Nathan was unclear at first as to what she meant, but watched as she reached for the towel. “It’s just a cut. I’ll be fine.”
“I can help,” she said, unwrapping the towel.
The blood was no longer gushing, but it was still flowing from the open wound. She touched her finger to the cut, and Nathan watched as gold streaks appeared on her skin. Some were lines, while others were symbols—hieroglyphics, he realized. The symbols pulsed and began to glow, bringing a liquid coursing through her veins and on a path straight to her fingertips, toward his thumb. A moment later, the gold liquid flowed into his cut, healing the wound almost instantly.
“How did you do that?” Nathan asked as he examined his hand.
She met his eyes. “I felt it was the least I could do for your sacrifice in releasing me.”
“Yeah, about that.” Nathan paused. “I am really confused.
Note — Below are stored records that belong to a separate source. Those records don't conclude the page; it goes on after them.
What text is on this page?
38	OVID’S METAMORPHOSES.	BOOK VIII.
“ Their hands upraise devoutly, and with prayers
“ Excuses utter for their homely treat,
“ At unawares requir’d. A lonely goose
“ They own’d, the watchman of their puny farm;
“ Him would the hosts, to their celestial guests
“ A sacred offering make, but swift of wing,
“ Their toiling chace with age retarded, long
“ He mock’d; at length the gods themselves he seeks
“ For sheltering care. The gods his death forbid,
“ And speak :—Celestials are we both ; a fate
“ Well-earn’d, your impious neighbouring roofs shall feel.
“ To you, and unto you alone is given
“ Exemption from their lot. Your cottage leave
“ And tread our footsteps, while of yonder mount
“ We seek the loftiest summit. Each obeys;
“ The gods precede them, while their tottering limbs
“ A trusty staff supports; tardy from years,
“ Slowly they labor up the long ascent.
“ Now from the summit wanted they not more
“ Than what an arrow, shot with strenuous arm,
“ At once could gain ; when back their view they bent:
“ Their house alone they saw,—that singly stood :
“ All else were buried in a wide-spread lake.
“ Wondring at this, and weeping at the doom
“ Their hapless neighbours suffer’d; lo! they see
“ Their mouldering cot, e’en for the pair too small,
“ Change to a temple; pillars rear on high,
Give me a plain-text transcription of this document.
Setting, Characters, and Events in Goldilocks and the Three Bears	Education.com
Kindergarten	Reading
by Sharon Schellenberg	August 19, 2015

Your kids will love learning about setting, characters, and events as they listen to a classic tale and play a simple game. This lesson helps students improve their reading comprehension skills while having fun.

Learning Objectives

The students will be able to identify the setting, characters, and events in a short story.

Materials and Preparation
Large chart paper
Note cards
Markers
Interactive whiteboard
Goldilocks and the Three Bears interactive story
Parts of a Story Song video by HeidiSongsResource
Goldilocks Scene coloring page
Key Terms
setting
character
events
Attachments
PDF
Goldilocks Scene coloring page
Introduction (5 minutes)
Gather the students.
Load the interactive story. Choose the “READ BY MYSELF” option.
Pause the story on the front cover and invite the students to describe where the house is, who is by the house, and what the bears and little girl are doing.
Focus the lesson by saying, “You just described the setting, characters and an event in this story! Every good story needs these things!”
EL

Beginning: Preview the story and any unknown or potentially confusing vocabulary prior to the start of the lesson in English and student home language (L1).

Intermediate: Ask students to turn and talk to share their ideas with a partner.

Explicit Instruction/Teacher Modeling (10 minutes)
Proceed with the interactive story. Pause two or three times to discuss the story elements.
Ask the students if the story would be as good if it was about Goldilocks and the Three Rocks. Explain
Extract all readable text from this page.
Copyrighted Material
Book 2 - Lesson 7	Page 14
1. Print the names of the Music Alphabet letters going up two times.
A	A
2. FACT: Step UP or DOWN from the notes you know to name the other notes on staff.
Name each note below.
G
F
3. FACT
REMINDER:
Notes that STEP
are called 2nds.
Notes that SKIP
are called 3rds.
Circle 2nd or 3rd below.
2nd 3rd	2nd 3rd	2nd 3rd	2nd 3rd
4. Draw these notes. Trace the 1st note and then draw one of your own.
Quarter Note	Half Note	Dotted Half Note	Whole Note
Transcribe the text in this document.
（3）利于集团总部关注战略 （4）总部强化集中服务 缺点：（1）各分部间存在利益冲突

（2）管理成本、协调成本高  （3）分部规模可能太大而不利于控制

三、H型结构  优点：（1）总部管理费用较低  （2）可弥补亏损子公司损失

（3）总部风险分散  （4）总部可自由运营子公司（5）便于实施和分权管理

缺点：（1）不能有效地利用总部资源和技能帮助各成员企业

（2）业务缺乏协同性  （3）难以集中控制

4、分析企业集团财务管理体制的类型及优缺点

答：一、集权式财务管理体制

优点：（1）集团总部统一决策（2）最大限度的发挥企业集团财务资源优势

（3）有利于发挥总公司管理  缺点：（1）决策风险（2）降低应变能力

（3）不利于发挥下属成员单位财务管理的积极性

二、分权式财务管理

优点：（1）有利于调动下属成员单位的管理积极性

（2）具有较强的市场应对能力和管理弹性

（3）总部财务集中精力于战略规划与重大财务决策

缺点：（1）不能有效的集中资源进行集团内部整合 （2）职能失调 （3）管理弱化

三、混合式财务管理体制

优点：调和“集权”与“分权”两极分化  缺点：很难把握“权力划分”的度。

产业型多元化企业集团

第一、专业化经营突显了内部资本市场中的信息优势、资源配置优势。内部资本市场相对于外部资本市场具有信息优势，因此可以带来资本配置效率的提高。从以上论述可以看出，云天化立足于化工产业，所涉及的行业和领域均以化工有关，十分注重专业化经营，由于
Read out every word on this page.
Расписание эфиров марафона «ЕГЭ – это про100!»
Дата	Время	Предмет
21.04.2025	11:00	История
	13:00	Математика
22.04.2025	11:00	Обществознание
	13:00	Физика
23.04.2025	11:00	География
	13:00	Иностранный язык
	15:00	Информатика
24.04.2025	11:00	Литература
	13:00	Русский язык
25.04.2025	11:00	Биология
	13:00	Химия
I don’t know how anything that has happened tonight, or for that matter the events leading up to this past week, are even possible. Who are you? What are you? I mean, do you even have a name?” he rambled.
“Yes.” She smiled. “My name is Amani.”
“I’m Nathan,” he replied in a rush.
“I can never thank you enough, Nathan.”
“I will take my thank yous with answers, if you don’t mind.”
“I think you must be related to Samuel,” Amani blurted. “I could see him once your blood touched my skin. I could see you as a young boy, though, and not the man you are now.”
“You knew my father?” Nathan flinched.
“Samuel is your father?” Amani questioned. “I assumed someone more distant.”